As of the end of June, we are 42 months from the December 2007 start of the last recession. The table below shows the total growth in the M1 money supply during that period and also during the 42 months following each of the preceding three recessions. The most recent downturn has clearly been met with the most aggressive additions to the supply of cash. The July 1990 recession comes close in that regard, but in that case the new cash produced the intended effect; the economy revived. Why is it that, this time around, the new money seems to be accomplishing so little?
The answer has at least four parts.
1. Nearly all recessions are exacerbated to some degree by an increase in the public’s demand to hold cash. Recessions produce worry and uncertainty, and cash is the most versatile provision for the unknown and hence is the best anti-anxiety drug. The collapse, in 2008 and 2009, of financial institutions that the public had taken for granted as part of an unshakeable firmament is still a fresh memory. The public wants to hold more cash now than it did going into the last recession because it is still worried. So some part of the 40% increase in M1 has been absorbed by that increase in the demand to hold money.
2. Expected real estate deflation. In the housing market, the U.S. government has repeated the 180-degree wrong-way error of the Great Depression – trying to keep prices from falling. Tax credits for first-time homebuyers, payments to lenders in exchange for rewriting existing mortgages and the inventorying of foreclosed houses by government-dependent banks have prevented house prices from reaching a market-clearing level. The expectation that prices have further to fall is a reason to hold off on buying, and the flip side of delaying a purchase is holding more cash.

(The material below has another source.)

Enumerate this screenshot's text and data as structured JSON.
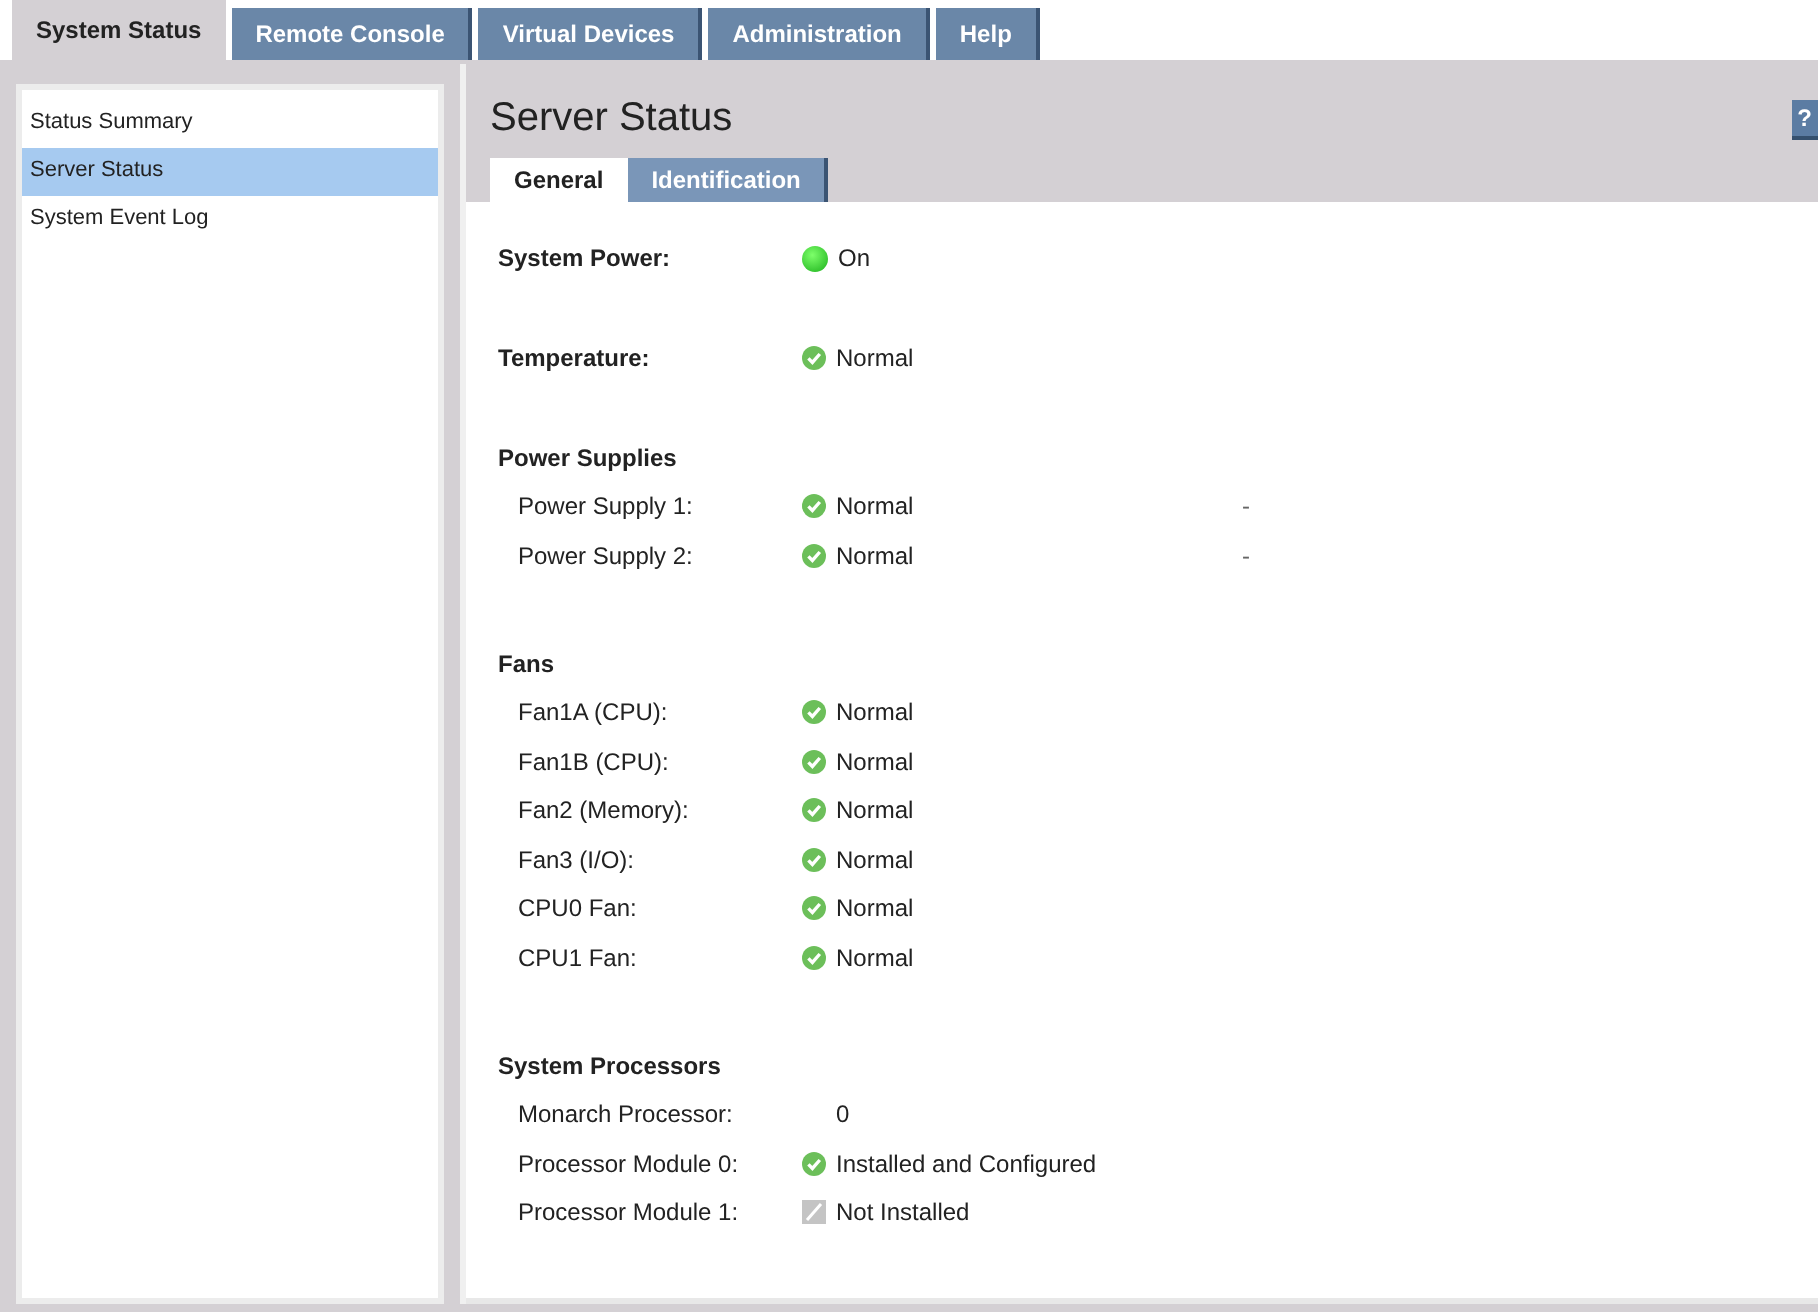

3. Unsettled loan portfolios. The echo of vulnerable real estate prices is doubt about bank loan portfolios. As real estate prices decline, losses on mortgages can only increase. Will the banks need to be rescued again? If so, will a deficit-ridden government show up in time? More uncertainty means more demand to hold cash.
4. Uncertainty about tax rates and rules. Much of today’s tax rules will expire at the end of 2012. No one knows what the rules will be after that. Uncertainty about tax rules is a reason for businesses to postpone investing, and a reason to put off investing is a reason to hold cash.
We don’t know how much each of those four factors has added to the demand for money, and, as investors, we don’t need to know. The critical point is that each of the factors adds a quantity to the demand for cash, something finite. So it is a certainty that their total effect can be overcome by yet more increases in the supply of money.
And more increases in the supply of money are what we are going to get until unemployment rates come down. Don’t be distracted by speculation over whether there will be a QE3. QE is just a slogan. It’s the numbers that matter, and the numbers on the money supply will keep growing. The Federal Reserve’s fear that the economy might slip back into recession will keep the numbers growing. The Fed’s need to protect the capital markets from the effect of the Treasury’s trillion-dollar deficits will keep the numbers growing.